= Oddbjørn Snøfugl =

Norwegian politician

Oddbjørn Snøfugl (2 October 1941 - 14 December 2022) was a Norwegian school principal and politician for the Centre Party.

He grew up in Buvika at the Snøfugl farm. Not wanting a career as a farmer, he took the examen artium at Orkdal landsgymnas, tried working as a teacher in Bangsund and enrolled at the Norwegian Teachers' College. He graduated in 1971 with the cand.philol. degree, his graduate thesis in English being Edward Albee's play Box and Quotations from Chairman Mao Tse Tung: an analysis.

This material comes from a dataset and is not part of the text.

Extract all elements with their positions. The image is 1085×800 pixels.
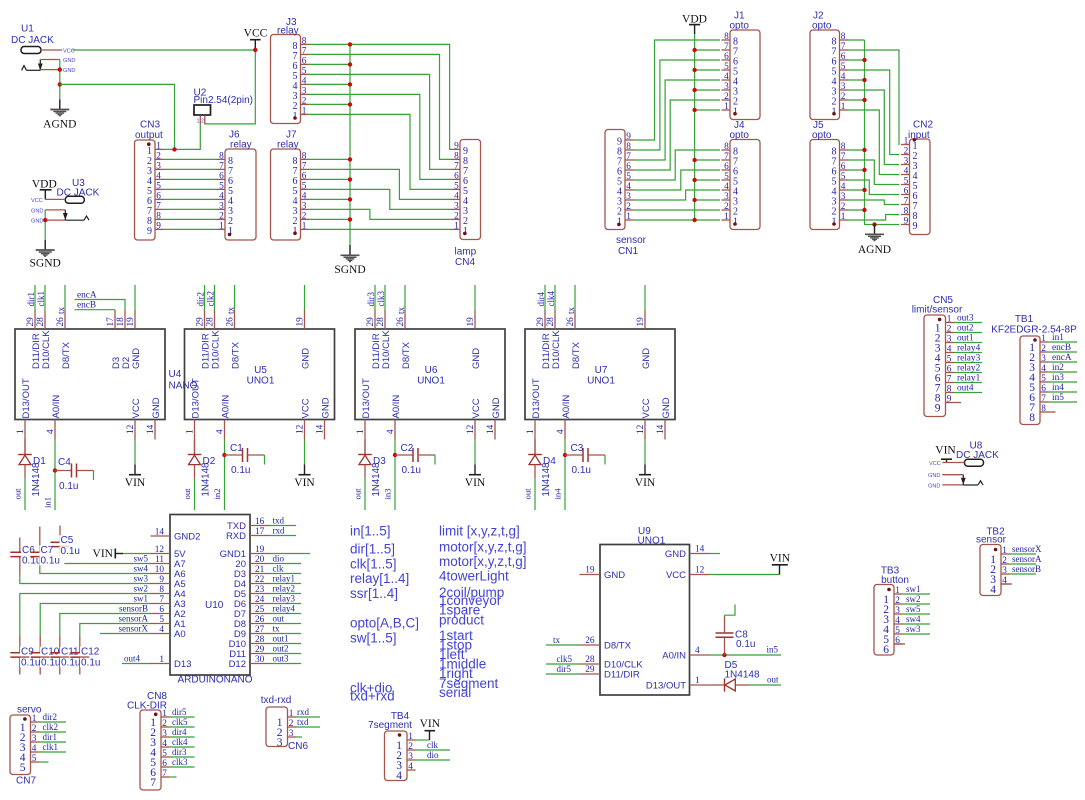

Snøfugl was hired as a teacher at Støren Secondary School, later Støren Upper Secondary School. In 1984 he was hired as headmaster of Melhus Upper Secondary School. He was recruited to Vinstra Upper Secondary School as headmaster in 1992. Moving to Lillehammer Municipality, he also worked in Oppland County Municipality as school director and vice chief administrative officer.

Following the 1975 Norwegian local elections, Snøfugl was elected mayor of Midtre Gauldal Municipality. He edged out Labour's Inge Grav with a 18-16 vote between the members of the municipal council. After a four-year term he stepped down and was replaced by his Centre party colleague Anders Storrøsæter. He served as a deputy representative to the Parliament of Norway from Sør-Trøndelag during the term 1969-1973. In total he met during 6 days of parliamentary session.

After retiring, Snøfugl wrote three books, one of them about a missionary in India, Johan Ofstad. Snøfugl also spent two years editing the local history yearbook Gauldalsminne. He resided in Støren.